Benchmarking

The benchmarking toolkit automates comparisons between the streaming implementations in this project. Supply your own data (or generate a synthetic demo dataset with python benchmarking/generate_demo_dataset.py) and run the benchmark suite against any compatible .h5ad file that exposes perturbation and gene_symbols columns.

Running benchmarks

cd benchmarking
./run_benchmark.sh config/Adamson.yaml          # single dataset
./run_benchmark.sh config/*.yaml                 # all datasets

Outputs

  • Resource usage measurements stored in benchmarking/results/benchmark_results.csv.

  • A GitHub-friendly table at benchmarking/results/benchmark_results.md.

  • Intermediate AnnData files written directly to benchmarking/results (or any directory provided via --output-dir).

  • Comprehensive differential expression parity metrics: max absolute differences, Pearson/Spearman correlations, top-k overlaps (k=50 by default), and AUROC values when ground-truth labels are present. These are captured in both the CSV and Markdown summaries so ranking agreement is easy to audit alongside effect size deviations.

The script accepts additional options to benchmark a subset of methods or to redirect outputs to a different directory. Refer to benchmarking/README.md for further details.

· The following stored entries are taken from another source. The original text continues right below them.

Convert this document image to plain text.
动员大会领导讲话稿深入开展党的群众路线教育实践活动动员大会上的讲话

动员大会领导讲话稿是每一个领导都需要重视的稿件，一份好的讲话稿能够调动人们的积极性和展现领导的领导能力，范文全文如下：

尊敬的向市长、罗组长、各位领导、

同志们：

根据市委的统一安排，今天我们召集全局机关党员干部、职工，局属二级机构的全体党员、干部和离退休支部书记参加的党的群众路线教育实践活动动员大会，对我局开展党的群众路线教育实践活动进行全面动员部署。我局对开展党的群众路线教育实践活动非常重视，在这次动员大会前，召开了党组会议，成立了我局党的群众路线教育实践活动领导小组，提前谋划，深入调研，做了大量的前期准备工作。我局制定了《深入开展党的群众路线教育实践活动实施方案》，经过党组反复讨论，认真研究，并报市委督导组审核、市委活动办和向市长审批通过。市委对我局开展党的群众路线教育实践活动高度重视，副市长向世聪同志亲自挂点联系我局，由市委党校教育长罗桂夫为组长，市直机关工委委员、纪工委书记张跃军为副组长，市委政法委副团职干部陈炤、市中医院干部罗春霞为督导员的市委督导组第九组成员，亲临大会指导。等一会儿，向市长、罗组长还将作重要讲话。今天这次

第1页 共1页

Available benchmark methods

crispyx: crispyx_qc_filtered, crispyx_preprocess, crispyx_pb_avg_log, crispyx_pb_pseudobulk, crispyx_de_t_test, crispyx_de_wilcoxon, crispyx_de_nb_glm

Reference: scanpy_qc_filtered, scanpy_de_t_test, scanpy_de_wilcoxon, edger_de_glm, pertpy_de_pydeseq2

The crispyx_preprocess step normalizes the QC-filtered output with streaming normalize_total_log1p() and is a prerequisite for all t-test and Wilcoxon DE methods (both crispyx and Scanpy). The execution order is enforced via depends_on: QC → preprocess → DE.

Available NB-GLM benchmark methods

The benchmark suite includes the following NB-GLM variants:

  • crispyx_de_nb_glm: Standard NB-GLM differential expression

  • crispyx_de_nb_glm_shrunk: NB-GLM with apeGLM LFC shrinkage (recommended)

The shrinkage variant applies adaptive Cauchy prior shrinkage to log-fold changes, which improves accuracy by preserving large effects while shrinking uncertain estimates toward zero.

Results summary

See benchmarking/benchmark_summary.md for a human-readable summary of performance and accuracy results across all 12 benchmark datasets, including runtime tables, memory tables, and accuracy metrics.

For comparison of crispyx against Scanpy, Pertpy/PyDESeq2, and edgeR, see Comparison with other tools.